Maybe it's hard to portray friendship on tv.
And then, in an unrelated incident, I started worrying about my kids' friendships. It started when I realized how many times we have had friends from our oldest daughter Penny's class over to our house and how few times she has been invited over to other people's houses. That first concern opened a cavern of doubt and question in my brain for our whole family: Will William ever have good friends who are boys? Does Penny really have friends from school or are they patronizing her? Should I be arranging more playdates for Marilee? Will they ever have sleepovers? Will they feel like they belong? Will they be happy?
But it's hard to make these relationships happen. We have ballet and piano and Acro class. I work three afternoons a week. Playdates take energy and coordination and time I don't have.
Maybe friendship is hard when life moves so quickly.

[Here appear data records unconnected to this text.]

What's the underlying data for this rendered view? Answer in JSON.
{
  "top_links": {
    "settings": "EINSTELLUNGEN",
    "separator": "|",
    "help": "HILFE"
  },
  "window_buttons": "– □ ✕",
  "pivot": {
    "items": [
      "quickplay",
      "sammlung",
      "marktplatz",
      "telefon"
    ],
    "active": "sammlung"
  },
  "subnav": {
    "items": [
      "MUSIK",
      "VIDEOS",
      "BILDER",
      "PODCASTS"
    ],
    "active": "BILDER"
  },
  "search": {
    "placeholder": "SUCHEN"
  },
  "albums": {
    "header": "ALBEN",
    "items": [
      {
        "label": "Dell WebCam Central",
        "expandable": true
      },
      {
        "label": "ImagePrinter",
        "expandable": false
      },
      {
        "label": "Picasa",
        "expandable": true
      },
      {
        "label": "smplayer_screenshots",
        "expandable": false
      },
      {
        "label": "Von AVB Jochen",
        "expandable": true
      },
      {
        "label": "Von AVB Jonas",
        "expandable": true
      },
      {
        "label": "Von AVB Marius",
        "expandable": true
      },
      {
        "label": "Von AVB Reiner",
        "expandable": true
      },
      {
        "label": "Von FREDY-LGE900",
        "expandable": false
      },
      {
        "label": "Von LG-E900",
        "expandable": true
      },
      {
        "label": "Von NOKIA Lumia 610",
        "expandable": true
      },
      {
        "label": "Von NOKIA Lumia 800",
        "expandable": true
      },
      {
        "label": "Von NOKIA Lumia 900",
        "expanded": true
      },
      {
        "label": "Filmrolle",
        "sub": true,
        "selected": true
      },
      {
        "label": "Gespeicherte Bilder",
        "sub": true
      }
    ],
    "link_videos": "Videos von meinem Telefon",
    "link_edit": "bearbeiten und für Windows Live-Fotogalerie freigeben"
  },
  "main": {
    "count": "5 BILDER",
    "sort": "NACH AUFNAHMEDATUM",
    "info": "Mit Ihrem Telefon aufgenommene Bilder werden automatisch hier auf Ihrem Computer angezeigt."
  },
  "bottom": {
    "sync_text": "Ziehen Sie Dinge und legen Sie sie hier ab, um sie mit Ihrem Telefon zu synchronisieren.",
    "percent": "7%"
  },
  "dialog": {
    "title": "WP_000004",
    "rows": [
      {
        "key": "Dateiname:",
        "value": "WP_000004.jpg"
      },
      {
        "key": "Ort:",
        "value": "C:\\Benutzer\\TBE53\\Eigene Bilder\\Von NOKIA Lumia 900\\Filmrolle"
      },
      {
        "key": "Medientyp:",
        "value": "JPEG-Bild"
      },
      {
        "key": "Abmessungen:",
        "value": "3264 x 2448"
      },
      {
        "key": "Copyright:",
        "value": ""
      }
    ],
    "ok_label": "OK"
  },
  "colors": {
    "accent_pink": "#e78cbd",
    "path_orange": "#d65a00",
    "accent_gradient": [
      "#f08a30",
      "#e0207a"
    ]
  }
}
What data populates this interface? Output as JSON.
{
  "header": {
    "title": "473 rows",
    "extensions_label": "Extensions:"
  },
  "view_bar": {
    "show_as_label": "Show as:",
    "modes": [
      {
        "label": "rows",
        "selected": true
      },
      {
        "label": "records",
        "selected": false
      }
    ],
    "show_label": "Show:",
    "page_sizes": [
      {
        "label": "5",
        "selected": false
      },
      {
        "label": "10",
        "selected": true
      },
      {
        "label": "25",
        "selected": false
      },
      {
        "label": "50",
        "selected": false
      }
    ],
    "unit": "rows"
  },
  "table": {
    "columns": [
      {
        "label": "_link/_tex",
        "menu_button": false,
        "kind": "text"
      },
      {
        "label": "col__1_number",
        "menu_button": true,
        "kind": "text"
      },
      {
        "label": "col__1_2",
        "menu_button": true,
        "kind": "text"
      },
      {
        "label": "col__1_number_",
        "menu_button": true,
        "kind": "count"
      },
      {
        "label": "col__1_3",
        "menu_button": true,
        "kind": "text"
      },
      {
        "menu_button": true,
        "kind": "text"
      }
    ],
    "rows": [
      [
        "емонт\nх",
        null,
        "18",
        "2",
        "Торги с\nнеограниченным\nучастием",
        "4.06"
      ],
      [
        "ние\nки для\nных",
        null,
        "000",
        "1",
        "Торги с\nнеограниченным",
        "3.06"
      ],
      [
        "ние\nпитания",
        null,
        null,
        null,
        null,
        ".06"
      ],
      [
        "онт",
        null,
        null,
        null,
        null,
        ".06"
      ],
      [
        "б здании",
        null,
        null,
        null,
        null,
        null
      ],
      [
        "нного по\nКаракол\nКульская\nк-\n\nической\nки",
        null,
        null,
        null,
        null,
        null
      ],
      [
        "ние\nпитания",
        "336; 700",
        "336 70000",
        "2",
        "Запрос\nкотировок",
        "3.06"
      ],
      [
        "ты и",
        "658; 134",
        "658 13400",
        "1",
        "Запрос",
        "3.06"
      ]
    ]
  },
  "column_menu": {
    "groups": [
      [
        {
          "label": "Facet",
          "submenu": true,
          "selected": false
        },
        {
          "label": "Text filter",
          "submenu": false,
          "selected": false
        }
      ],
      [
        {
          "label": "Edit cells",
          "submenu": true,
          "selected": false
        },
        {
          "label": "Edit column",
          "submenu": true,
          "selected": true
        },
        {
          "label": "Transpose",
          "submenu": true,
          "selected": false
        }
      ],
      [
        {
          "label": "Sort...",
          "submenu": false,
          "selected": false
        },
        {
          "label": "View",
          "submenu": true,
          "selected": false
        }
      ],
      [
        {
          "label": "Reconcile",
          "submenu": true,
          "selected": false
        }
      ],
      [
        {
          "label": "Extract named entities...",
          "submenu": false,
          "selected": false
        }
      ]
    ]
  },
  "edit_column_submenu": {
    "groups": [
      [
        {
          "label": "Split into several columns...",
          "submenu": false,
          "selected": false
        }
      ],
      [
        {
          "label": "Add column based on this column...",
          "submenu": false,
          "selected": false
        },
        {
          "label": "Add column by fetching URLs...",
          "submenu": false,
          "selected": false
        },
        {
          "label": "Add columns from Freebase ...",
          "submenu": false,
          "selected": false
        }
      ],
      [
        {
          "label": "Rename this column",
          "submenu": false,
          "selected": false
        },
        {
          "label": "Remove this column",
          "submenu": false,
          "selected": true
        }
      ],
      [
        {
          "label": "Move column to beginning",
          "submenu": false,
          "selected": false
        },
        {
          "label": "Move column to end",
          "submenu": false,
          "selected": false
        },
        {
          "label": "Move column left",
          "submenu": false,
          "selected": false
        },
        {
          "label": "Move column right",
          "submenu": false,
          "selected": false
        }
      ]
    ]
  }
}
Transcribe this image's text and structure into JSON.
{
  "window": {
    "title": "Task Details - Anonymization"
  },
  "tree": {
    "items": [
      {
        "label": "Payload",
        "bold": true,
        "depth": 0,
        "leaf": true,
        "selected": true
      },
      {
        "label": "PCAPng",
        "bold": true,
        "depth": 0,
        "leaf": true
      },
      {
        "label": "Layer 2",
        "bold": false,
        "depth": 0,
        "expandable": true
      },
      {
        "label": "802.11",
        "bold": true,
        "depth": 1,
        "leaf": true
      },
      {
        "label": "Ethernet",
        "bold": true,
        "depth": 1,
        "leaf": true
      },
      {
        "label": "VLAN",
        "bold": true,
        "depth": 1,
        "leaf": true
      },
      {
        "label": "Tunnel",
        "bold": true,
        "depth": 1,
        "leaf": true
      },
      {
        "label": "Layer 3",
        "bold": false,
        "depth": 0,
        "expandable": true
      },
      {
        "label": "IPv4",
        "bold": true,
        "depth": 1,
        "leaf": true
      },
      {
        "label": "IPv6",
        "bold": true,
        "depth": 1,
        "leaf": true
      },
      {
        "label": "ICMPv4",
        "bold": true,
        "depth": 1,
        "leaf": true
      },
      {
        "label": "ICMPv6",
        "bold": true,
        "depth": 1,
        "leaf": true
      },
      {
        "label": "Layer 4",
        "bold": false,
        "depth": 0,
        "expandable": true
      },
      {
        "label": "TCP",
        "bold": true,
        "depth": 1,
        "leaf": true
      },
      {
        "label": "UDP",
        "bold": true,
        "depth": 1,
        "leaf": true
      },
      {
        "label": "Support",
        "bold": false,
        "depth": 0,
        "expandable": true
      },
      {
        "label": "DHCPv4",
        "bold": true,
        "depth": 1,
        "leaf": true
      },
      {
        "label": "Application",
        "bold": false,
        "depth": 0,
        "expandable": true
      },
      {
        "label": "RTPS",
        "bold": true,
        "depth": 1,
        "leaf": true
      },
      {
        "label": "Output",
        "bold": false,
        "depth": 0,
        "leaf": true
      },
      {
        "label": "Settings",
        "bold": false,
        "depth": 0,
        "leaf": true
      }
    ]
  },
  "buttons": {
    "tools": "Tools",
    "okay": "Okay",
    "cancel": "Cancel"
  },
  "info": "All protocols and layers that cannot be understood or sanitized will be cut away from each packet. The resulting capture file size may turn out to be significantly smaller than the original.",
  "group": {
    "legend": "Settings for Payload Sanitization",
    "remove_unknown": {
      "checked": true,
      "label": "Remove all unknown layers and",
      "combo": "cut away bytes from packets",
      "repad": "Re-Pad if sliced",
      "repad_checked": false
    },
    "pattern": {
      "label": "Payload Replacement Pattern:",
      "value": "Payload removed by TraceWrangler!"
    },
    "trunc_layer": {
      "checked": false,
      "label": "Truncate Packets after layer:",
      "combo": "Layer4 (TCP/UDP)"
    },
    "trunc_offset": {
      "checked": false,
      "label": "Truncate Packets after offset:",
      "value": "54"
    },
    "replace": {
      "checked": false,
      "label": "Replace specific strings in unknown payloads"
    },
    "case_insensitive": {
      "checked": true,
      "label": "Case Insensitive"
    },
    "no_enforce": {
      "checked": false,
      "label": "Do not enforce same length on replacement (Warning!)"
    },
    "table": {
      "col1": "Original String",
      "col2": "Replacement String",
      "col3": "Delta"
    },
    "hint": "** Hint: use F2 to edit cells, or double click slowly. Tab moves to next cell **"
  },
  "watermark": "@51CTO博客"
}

And what of my own friends? I've moved up and down the east coast for the better part of my life, leaving close friends in my wake as they have settled down more permanently. There's my "best friend" from college who lives in Colorado, my closest friends from my first job out of college living in Los Angeles and New York City, my best friend from our time in Virginia, my best friend from our time in New Jersey. I already have good friends here in Connecticut, for whom I am quite grateful, and yet as we end the second year of our time here I'm aware of just how hard—whether for my kids or for me as an adult—it is to make and sustain friendships, true friendships, friendships that last.
Maybe it's hard to make friends when you live in a mobile society.
Finally, I watched a TEDx talk given by a friend of ours:
I highly recommend watching the full sixteen-minute talk, but for those of you who want the recap, Danny and his wife (who, full disclosure, are close friends of ours—my husband was one of Danny's roommates in college) moved into a low-income neighborhood in Richmond, Virginia. It was an unexpected move for this highly educated couple (Danny is a doctor and now the Deputy Director of Public Health for the city of Richmond, Mary Kay is a teacher). It was an unexpected move, as Danny explains in his talk, for the son of Indian immigrants. Danny mentions his father's dismay: "I worked my a** off to get out of poverty, and now you're moving back there?!?" It was an unexpected move for anyone who has grown up with the notion of the American Dream.
But Danny and Mary Kay moved into this neighborhood alongside three other couples, not because they wanted to be commendable do-gooders but because they wanted to live with their friends and live out their friendships in a way that would bless those around them. Ten years later, as Danny attests, not only have those friendships grown but living in a neighborhood that is not pursuing success and independence has also challenged his understanding of how friendship happens. It happens when you linger, he says. When you share. When you need one another.
So maybe independence, self-sufficiency, and success make friendship harder too.
Friendship happens when we stay put. When we slow down. When we work side by side towards the blessing of our community.
In other words, friendship is countercultural. But friendship is also a promise. Whenever I worry about my children's friendships, whenever I bemoan the long-distance nature of so many of my own friendships, and whenever I realize how hard it is for so many of us to maintain and sustain true friendships, I am brought back to Jesus' words in John 15:15: "I no longer call you servants. Instead I have called you friends."
Jesus holds out the possibility, the promise, of friendship with God. Of a permanent, rooted, stable, agape love relationship built as we work together to serve and bless others in this broken world. It's a promise I long to know even more fully in my own life and for my children. A promise I hope we will live out in our family, in our church, and in our community. Slowly. Quietly. With neediness and brokenness and love.